Meta built a tool to spy on its own employees down to every keystroke and cursor twitch, then left the resulting trove of private data — conversations, performance reviews, medical and tax information — accessible to every single person in the company. On Monday, Meta announced it would pause the program while it investigates. The stake for ordinary Americans is plain: the same corporations that hoover up your data and lecture the country about trust and safety cannot even secure the surveillance apparatus they turned on their own workforce.

The program is called the Model Capability Initiative, or MCI. Rolled out in April, it captures mouse movements, clicks, keystrokes, and occasional screenshots from U.S.-based employees' computers and feeds it all into Meta's AI models as training data.
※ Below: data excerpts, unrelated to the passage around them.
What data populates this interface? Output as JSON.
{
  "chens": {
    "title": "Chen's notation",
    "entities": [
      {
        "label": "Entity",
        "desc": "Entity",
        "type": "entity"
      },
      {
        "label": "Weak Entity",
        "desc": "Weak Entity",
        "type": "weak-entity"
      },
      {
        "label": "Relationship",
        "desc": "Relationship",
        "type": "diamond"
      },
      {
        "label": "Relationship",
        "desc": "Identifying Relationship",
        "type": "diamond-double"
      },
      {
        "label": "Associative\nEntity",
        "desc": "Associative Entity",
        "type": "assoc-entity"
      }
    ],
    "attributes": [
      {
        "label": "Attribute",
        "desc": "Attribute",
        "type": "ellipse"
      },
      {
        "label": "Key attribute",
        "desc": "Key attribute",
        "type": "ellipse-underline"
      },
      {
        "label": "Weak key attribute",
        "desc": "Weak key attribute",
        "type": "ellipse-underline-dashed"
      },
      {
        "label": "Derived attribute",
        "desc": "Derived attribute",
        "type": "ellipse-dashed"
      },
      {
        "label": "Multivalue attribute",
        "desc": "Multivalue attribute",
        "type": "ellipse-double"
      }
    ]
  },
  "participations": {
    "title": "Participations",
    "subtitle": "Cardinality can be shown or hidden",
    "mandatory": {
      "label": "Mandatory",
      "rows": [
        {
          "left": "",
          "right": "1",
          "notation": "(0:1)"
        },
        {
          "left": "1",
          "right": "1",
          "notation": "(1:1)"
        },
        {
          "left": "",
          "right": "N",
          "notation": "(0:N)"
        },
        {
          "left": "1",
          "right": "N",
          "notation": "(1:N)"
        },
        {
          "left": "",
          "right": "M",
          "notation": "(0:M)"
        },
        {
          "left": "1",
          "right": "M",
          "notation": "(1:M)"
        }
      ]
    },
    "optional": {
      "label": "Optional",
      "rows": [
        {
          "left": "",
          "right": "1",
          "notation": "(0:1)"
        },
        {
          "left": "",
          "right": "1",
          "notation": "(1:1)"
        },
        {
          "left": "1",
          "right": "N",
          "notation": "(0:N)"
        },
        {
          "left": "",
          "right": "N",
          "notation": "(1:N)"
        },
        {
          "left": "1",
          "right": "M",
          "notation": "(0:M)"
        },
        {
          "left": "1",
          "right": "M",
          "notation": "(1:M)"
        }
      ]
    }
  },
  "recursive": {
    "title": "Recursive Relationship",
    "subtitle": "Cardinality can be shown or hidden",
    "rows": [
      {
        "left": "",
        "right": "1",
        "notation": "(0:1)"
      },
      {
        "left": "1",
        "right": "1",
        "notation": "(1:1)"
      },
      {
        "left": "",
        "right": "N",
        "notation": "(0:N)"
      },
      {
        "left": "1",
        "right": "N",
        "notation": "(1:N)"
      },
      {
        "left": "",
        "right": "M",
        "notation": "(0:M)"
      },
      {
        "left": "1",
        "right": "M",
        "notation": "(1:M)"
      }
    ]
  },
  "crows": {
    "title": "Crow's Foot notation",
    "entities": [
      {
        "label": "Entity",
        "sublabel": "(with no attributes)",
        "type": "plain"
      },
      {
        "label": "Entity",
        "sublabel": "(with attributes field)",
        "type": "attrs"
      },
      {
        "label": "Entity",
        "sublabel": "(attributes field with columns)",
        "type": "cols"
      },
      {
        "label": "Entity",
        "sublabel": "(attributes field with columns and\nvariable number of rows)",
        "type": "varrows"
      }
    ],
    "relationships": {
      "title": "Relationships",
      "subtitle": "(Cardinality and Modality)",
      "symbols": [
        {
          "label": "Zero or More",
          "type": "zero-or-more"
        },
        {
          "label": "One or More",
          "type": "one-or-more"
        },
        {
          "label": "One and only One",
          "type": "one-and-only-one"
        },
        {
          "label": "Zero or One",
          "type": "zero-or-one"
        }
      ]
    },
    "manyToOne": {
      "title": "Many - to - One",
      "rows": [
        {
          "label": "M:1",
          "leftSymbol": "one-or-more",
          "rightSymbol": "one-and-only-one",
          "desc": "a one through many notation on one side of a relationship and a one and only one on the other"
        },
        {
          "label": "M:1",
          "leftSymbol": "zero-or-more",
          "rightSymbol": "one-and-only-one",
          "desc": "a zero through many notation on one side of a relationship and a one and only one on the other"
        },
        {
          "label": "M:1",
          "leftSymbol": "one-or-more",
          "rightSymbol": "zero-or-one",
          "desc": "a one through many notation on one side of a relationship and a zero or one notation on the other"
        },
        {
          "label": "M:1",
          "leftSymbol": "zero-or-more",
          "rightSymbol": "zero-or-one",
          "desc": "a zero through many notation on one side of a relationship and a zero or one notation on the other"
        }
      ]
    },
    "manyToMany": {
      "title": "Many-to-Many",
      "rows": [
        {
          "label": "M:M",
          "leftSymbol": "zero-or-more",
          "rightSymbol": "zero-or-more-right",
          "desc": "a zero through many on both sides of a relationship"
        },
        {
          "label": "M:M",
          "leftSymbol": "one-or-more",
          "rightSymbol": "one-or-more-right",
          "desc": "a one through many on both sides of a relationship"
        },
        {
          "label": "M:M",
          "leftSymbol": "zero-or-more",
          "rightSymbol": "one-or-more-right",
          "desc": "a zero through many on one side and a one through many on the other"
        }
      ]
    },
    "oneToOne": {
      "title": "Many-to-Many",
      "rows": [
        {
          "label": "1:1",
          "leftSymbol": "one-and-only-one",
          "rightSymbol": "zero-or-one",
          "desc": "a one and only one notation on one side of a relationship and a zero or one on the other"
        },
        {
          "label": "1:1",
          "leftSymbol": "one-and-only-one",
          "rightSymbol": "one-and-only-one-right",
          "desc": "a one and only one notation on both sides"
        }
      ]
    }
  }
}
It was mandatory for most staff. More than 1,600 employees signed an internal petition protesting the laptop surveillance, warning it introduced "both security and regulatory risks for Meta, including the potential for breaches and unauthorized disclosure," according to WIRED. Their warning just came true.

An employee filed a high-priority security incident report — a SEV 2, per Business Insider — after discovering that sensitive worker data across 45,000 internal database tables had been left open to the entire company. The exposed material included "full prompts and transcriptions, private conversations, people & performance data, DSS sensitivity ratings," according to documents reviewed by Reuters and WIRED. One employee wrote on the internal incident discussion: "I have accessed both personal tax and medical information through my work computer, as have many thousands of employees. We were told this data would be protected and only used for valid business purposes after aggressive filtering." Reuters had already reported in May that MCI was collecting more information than initially described and storing it in unencrypted form.

This was not a hack. It was a permissions misconfiguration — an open filing cabinet designed and operated by Meta itself. The company that wants to train AI by watching its own workers work could not keep the resulting detail away from those same workers.

Meta spokesperson Tracy Clayton offered the standard line: "We have carefully designed this program with privacy safeguards and while we have no indication at this time that any data was improperly accessed by Meta employees, we're pausing it while we investigate." CTO Andrew Bosworth told staff the implementation had fallen short of the standards outlined in its privacy review, WIRED reported. The company declined to say how long the halt would last. As of Monday afternoon, the tool was still recording, according to a source who spoke to Reuters; the pause was rolling out gradually.

Zuckerberg himself justified the surveillance in leaked audio from a company meeting, telling employees that "AI models learn from watching really smart people do things" and that "the average intelligence of the people who are at this company is significantly higher" than the average contractor who could be hired to produce training data, WIRED reported. So Meta's workforce is smart enough to be harvested but not entitled to basic data protection.

Meta later offered workers a pause button — letting them switch off tracking for 30 minutes at a stretch. TNW noted the concession mainly underscored how constant the monitoring was otherwise. The program also arrived ahead of job cuts, sharpening the tension between workers and the surveillance software built to learn from them.

WIRED reported that the incident has been marked as closed internally, likely resolved. Bosworth said findings would be shared. Whether MCI returns in its current form, redesigned, or scrapped entirely remains unanswered.

The question that hangs in the air: if the most powerful tech company on earth cannot secure the panopticon it built for its own employees, what exactly is it doing with yours?